Gänsehauterlebnis: Wenn in Düsseldorf musikalische Revolutionen erklingen

Düsseldorfer Symphoniker, Michael Sanderling, Dirigent  Tonhalle Düsseldorf, 7. März 2025

Alina Ibragimova, Michael Sanderling © Susanne Diesner

Zuletzt erschien das Abo-Programm der Düsseldorfer Symphoniker doch etwas Klassisch. Viel Haydn, Mozart, Schumann, Brahms und ab und an Mahler… ja, es scheint, als hätte man hier nur eingeschränkt Berührung mit dem vollen Klang spätromantischer und in Teilen moderner Musik. Auch deshalb wirkt es wie eine kleine Überraschung, dass beim Abokonzert diese Tage gleich zwei Giganten auf dem Programm stehen, die für ihre revolutionären Ansätze bis heute gefeiert werden.

Düsseldorfer Symphoniker
Michael Sanderling, Dirigent

Alina Ibragimova, Violine

Ludwig van Beethoven
Konzert für Violine und Orchester D-Dur op. 61 – 1806

Dmitri Schostakowitsch
Sinfonie N. 11 op. 103 „Das Jahr 1905“ – 1957

Tonhalle Düsseldorf, 7. März 2025

von Daniel Janz

 

Beethovens Violinkonzert mit moderner Ergänzung

Den Anfang macht das zu seiner Zeit längste Violinkonzert der Welt von Ludwig van Beethoven. Seit er es 1806 komponierte, hat dieses bis heute revolutionäre Werk seinen Status im Konzertbetrieb zementiert und gilt Vielen als Juwel seiner Gattung. Und mit Dirigent Michael Sanderling (58) aus Berlin und der russisch-britischen Violinistin Alina Ibragimova (39) stellen sich zwei Kenner diesem Schlüsselwerk.
Den Beginn macht jedoch die Pauke, die in dieser Aufführung eine zentrale Rolle spielt. Denn anders, als man es kennt, wird sie in der heutigen Interpretation immer wieder herausstechen. Selbst in der von Ibragimova hervorragend dargebrachten Solo-Kadenz im ersten Satz erklingt sie. Eine Kombination, die der Rezensent noch nie gehört hat. War das eine individuelle Ergänzung, um auf das zweite Werk heute vorzubereiten? Aus Beethovens Feder stammt diese Kombination jedenfalls nicht.

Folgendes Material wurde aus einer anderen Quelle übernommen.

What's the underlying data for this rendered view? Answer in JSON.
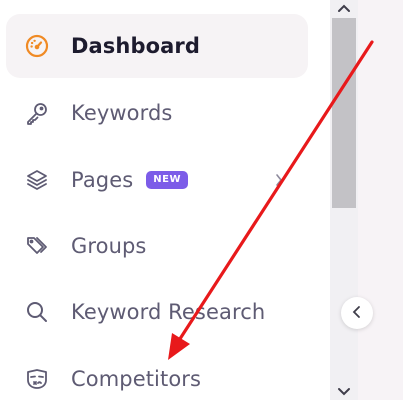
{
  "sidebar": {
    "items": [
      {
        "label": "Dashboard",
        "icon": "dashboard-gauge-icon",
        "active": true
      },
      {
        "label": "Keywords",
        "icon": "key-icon"
      },
      {
        "label": "Pages",
        "icon": "layers-icon",
        "badge": "NEW",
        "has_submenu": true
      },
      {
        "label": "Groups",
        "icon": "tags-icon"
      },
      {
        "label": "Keyword Research",
        "icon": "search-icon"
      },
      {
        "label": "Competitors",
        "icon": "mask-icon"
      }
    ]
  },
  "colors": {
    "accent_orange": "#f08a24",
    "badge_purple": "#7c5ce8",
    "active_bg": "#f6f3f5",
    "annotation_red": "#e8191b"
  },
  "annotation": {
    "type": "red-arrow",
    "points_to": "Competitors"
  }
}
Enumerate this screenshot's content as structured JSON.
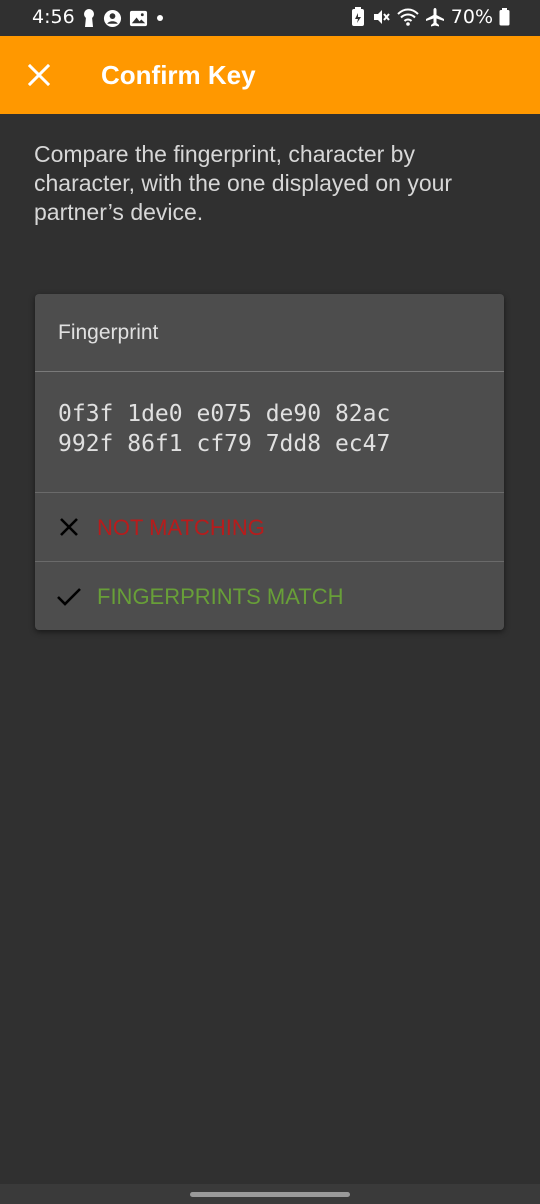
{
  "status_bar": {
    "time": "4:56",
    "battery": "70%",
    "left_icons": [
      "keyhole-icon",
      "account-circle-icon",
      "image-icon",
      "dot-icon"
    ],
    "right_icons": [
      "battery-saver-icon",
      "mute-icon",
      "wifi-icon",
      "airplane-icon",
      "battery-icon"
    ]
  },
  "app_bar": {
    "title": "Confirm Key",
    "close_icon": "close-icon",
    "color": "#ff9800"
  },
  "instructions": "Compare the fingerprint, character by character, with the one displayed on your partner’s device.",
  "card": {
    "title": "Fingerprint",
    "fingerprint_line1": "0f3f 1de0 e075 de90 82ac",
    "fingerprint_line2": "992f 86f1 cf79 7dd8 ec47",
    "options": {
      "not_matching": {
        "label": "NOT MATCHING",
        "icon": "x-icon",
        "color": "#b71c1c"
      },
      "match": {
        "label": "FINGERPRINTS MATCH",
        "icon": "check-icon",
        "color": "#689f38"
      }
    }
  }
}
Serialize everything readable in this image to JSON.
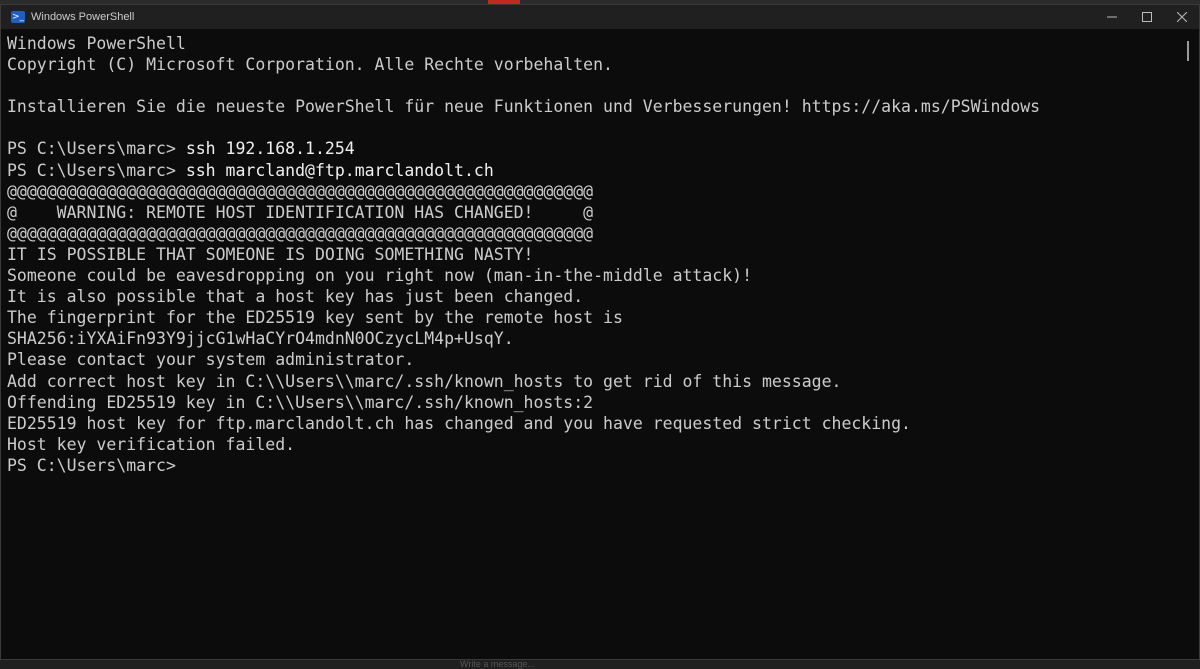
{
  "window": {
    "title": "Windows PowerShell"
  },
  "terminal": {
    "lines": [
      {
        "text": "Windows PowerShell"
      },
      {
        "text": "Copyright (C) Microsoft Corporation. Alle Rechte vorbehalten."
      },
      {
        "text": ""
      },
      {
        "text": "Installieren Sie die neueste PowerShell für neue Funktionen und Verbesserungen! https://aka.ms/PSWindows"
      },
      {
        "text": ""
      },
      {
        "prompt": "PS C:\\Users\\marc> ",
        "command": "ssh 192.168.1.254"
      },
      {
        "prompt": "PS C:\\Users\\marc> ",
        "command": "ssh marcland@ftp.marclandolt.ch"
      },
      {
        "text": "@@@@@@@@@@@@@@@@@@@@@@@@@@@@@@@@@@@@@@@@@@@@@@@@@@@@@@@@@@@"
      },
      {
        "text": "@    WARNING: REMOTE HOST IDENTIFICATION HAS CHANGED!     @"
      },
      {
        "text": "@@@@@@@@@@@@@@@@@@@@@@@@@@@@@@@@@@@@@@@@@@@@@@@@@@@@@@@@@@@"
      },
      {
        "text": "IT IS POSSIBLE THAT SOMEONE IS DOING SOMETHING NASTY!"
      },
      {
        "text": "Someone could be eavesdropping on you right now (man-in-the-middle attack)!"
      },
      {
        "text": "It is also possible that a host key has just been changed."
      },
      {
        "text": "The fingerprint for the ED25519 key sent by the remote host is"
      },
      {
        "text": "SHA256:iYXAiFn93Y9jjcG1wHaCYrO4mdnN0OCzycLM4p+UsqY."
      },
      {
        "text": "Please contact your system administrator."
      },
      {
        "text": "Add correct host key in C:\\\\Users\\\\marc/.ssh/known_hosts to get rid of this message."
      },
      {
        "text": "Offending ED25519 key in C:\\\\Users\\\\marc/.ssh/known_hosts:2"
      },
      {
        "text": "ED25519 host key for ftp.marclandolt.ch has changed and you have requested strict checking."
      },
      {
        "text": "Host key verification failed."
      },
      {
        "prompt": "PS C:\\Users\\marc> ",
        "command": ""
      }
    ]
  },
  "background": {
    "message_hint": "Write a message..."
  },
  "colors": {
    "terminal_bg": "#0c0c0c",
    "terminal_fg": "#cccccc",
    "titlebar_bg": "#202020",
    "ps_icon": "#1f5fbf"
  },
  "icons": {
    "app": "powershell-icon",
    "minimize": "minimize-icon",
    "maximize": "maximize-icon",
    "close": "close-icon"
  }
}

Generell sticht die individuelle Note heute stark heraus. Seien es die sensible und mit Bedacht gewählte Begleitung des Orchesters, das Sanderling immer wieder in die rechten Bahnen lenkt, oder die von Alina Ibragimova mit Leichtigkeit dargebotenen melodischen Figuren: Man erkennt schnell, dass hier Experten am Werk sind.

Gerade auch der zweite Satz wird dadurch zum Kleinod der Einfühlsamkeit. Wie schon im ersten Satz erscheinen die Themen hier deutlich kontrastiert. Dazu rühren die Streicher unter Sanderlings Anleitung und die Bläser fallen mit einer an Perfektion grenzenden Sauberkeit auf. Und der dritte Satz, der pausenlos auf den zweiten dargeboten wird, begeistert durch geschickt gestaltete Spannungsmomente.

Alina Ibragimova, Michael Sanderling © Susanne Diesner

Damit ist der Erfolg garantiert. Ja, stellenweise hätte es vielleicht noch etwas lauter sein dürfen. Dafür aber waren die feinsinnigen Stellen in einer Exzellenz dargeboten, die es nur selten zu hören gibt. Schade deshalb, dass nach ausdauerndem Applaus keine Zugabe folgt. Aber auf der anderen Seite kann man Sanderling und Ibragimova nicht verübeln, nach fast 50 Minuten Musik eine Pause zu brauchen.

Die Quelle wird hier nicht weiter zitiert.